Last night I had to go to SATAN'S WAREHOUSE.
Guess who I saw while I was there?
EVERYONE IN THE TRI-CITY AREA.
I had to go pick up a certain item that they don't carry in the local store, so I ordered and paid for it online, and then they ship it "Site-to-Store" for you to pick up.
The "Site-to-Store" area is in what used to be the Layaway area, and do they have that anymore? I am not sure. It is in the back, by those other bathrooms. You know, the ones a zip-code away from the front of the store...that you always have to do that walk/run thing to when you have a bursting toddler bladder waiting to explode, and conveniently that stupid cleaning cart along with the yellow "DO NOT ENTER. CLEANING IN PROGRESS" cone is blocking the front checkout bathroom.
Why is that?
Why does it seem like they are CONSTANTLY cleaning the bathrooms in SATAN'S WAREHOUSE, and yet, the few times I have been desperate enough to cautiously hover above the toilets to use the facilities, I have felt as if I needed to stop on my way home at an INSTA-CARE to get a booster shot of tetanus?

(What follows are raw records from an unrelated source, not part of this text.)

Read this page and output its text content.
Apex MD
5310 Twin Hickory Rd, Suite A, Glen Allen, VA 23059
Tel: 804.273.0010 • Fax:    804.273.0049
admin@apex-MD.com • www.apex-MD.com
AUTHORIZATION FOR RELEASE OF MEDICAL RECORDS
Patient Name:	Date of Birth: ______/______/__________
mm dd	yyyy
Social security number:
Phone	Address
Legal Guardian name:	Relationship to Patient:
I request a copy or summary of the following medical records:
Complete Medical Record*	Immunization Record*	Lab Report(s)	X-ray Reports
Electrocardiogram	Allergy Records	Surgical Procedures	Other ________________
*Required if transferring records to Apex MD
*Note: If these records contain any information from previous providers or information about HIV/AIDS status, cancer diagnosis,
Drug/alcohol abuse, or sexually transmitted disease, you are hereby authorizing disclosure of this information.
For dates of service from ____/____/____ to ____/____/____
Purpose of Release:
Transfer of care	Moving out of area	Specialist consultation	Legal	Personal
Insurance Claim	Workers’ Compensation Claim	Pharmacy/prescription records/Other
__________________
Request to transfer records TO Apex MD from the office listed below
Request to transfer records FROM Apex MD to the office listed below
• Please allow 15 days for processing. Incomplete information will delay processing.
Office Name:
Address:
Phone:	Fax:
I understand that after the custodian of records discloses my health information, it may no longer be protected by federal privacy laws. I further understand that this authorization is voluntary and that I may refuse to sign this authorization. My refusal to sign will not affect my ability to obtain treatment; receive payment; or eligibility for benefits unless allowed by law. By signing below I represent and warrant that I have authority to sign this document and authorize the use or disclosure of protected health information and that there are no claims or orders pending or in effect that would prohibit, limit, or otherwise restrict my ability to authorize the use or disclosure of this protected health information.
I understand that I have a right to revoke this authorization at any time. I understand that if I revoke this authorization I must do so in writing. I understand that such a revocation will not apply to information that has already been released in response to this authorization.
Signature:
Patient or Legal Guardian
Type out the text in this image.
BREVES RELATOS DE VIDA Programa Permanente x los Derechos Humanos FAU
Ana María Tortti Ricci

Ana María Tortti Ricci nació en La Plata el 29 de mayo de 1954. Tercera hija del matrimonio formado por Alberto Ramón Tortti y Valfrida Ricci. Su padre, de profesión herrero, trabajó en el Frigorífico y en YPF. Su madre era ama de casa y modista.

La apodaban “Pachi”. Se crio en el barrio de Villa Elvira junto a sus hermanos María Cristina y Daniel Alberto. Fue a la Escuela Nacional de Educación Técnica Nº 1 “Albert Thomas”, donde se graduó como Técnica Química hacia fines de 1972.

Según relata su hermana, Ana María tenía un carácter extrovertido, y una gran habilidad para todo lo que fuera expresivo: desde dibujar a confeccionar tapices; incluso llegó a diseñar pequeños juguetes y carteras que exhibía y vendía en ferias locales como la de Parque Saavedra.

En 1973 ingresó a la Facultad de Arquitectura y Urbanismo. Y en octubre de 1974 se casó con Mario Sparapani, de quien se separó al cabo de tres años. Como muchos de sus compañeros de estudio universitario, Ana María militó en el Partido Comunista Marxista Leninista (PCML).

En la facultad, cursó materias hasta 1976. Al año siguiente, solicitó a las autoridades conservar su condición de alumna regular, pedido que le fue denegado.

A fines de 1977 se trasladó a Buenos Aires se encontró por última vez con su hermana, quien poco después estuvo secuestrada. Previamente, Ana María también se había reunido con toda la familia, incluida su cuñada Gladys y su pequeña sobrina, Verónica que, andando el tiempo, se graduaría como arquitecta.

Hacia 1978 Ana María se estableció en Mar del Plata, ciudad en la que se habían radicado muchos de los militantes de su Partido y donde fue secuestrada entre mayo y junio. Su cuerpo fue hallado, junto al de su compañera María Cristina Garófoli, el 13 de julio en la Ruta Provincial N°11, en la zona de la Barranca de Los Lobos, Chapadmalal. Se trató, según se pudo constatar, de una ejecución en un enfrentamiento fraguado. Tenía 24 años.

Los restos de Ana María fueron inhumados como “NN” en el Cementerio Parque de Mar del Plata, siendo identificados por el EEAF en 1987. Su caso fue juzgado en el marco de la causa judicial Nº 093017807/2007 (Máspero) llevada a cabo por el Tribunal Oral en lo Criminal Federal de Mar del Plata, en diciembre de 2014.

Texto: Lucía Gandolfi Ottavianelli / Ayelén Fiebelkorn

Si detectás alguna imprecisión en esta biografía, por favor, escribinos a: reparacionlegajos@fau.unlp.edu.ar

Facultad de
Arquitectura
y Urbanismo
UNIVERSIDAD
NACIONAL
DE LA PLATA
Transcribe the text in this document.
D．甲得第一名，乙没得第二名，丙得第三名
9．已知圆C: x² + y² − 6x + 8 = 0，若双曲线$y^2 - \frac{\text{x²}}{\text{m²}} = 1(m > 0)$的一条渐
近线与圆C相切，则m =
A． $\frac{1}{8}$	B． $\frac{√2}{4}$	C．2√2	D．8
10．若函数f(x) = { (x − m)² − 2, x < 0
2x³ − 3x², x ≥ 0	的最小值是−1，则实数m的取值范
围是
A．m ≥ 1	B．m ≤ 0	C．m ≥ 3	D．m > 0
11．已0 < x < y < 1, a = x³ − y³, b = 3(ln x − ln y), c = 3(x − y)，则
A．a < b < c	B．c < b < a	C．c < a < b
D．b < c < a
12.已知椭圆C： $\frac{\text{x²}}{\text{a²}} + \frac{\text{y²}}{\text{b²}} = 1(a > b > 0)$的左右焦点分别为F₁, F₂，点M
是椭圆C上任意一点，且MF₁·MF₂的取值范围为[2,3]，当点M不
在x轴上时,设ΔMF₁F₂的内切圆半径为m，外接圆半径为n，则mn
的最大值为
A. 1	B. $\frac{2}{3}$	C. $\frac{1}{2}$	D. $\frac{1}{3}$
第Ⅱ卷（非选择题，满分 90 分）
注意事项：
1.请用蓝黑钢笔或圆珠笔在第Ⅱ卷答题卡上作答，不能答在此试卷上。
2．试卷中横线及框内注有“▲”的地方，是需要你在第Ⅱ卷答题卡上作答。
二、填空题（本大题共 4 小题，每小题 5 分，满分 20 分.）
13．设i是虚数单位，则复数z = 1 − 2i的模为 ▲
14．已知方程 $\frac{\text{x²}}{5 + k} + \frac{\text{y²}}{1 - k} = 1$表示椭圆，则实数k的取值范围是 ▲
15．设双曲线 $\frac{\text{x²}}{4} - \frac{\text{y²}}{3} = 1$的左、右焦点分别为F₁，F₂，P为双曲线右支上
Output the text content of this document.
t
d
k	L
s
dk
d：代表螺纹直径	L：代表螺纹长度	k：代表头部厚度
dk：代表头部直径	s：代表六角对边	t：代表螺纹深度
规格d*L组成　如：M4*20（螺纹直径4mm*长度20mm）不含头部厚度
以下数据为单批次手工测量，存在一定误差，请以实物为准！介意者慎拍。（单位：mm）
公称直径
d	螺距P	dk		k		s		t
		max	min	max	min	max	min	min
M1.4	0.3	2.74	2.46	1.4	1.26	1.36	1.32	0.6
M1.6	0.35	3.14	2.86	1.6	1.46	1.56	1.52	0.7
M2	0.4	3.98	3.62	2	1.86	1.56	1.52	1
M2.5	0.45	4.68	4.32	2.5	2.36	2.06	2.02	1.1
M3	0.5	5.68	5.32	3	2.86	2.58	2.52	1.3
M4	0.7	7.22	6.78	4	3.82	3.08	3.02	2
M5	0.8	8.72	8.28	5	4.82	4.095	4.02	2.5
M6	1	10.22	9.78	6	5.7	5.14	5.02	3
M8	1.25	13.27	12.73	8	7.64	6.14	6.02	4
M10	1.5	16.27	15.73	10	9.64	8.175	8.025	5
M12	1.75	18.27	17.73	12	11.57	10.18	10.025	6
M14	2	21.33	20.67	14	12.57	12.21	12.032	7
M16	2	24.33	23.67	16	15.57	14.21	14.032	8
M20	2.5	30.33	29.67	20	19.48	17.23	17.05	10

If they clean so often, why do the bathrooms always smell like an old-folks home? Stale urine is a bugger of an odor to mask! We use these industrial strength TOILET CLIPPIES! You TOO! Can have toilets that smell funeral rose fresh!
I worked briefly at SATAN'S WAREHOUSE. I am not proud of it. It was a short-lived career spanning three months. Enough time to know some ins and outs of the inner workings. Part of "training" and I use the term loosely, none of Satan's minions actually received any training helpful to their particular department.
Take electronics- if you ask them any type of technical or semi-intelligent question about mega-pixels, or Blu-Ray, their eyes will literally glaze over, and mentally their brain retreats deep inside their skull to wait this crisis out. Their "training" you must understand, was completed on a "CBL" (computer based learning system), with handy tutorials on "How to Properly Set up a Yellow DO NOT ENTER. CLEANING IN PROGRESS" cone. This is to be done for any wet spill. And the proper procedure after proper installation of the cone, is to call a member of maintenance, or a manager to come over, assess the situation, and perhaps administer a paper towel to the area.
I passed my CBL's, as you can see.
So back to "Site to Store."
I am waiting for any one of Satan's minions to help me. No one comes after I rang the bell. So I wait some more. I wait for 22 minutes, in fact. My kids are climbing the benches and messing with the 3M packing tape/box kiosk. I have pressed the "Help" button numerous times.
Finally I decide to take this to the next level.
I pick up the paging phone and page myself:
"Could I get the associate working "Site to Store", or a manager (pulling out the big guns-) to come back to "Site-to-Store" for customer assistance, customer waiting. The associate working "Site to Store" or a manager, to come back to "Site-to-Store" for customer assistance, thank you."
My kids look at me with reverent awe on their faces. Their eyes sparkled! They COULD NOT believe that I had the authority, nay, the POWER to page!
"Mom! That was soooo coooool!"
And even cooler, was that an associate/manager scuttled back there post-haste!
My three month stint paid off, at that very moment, me beating the system, and impressing the kids all in one fail swoop.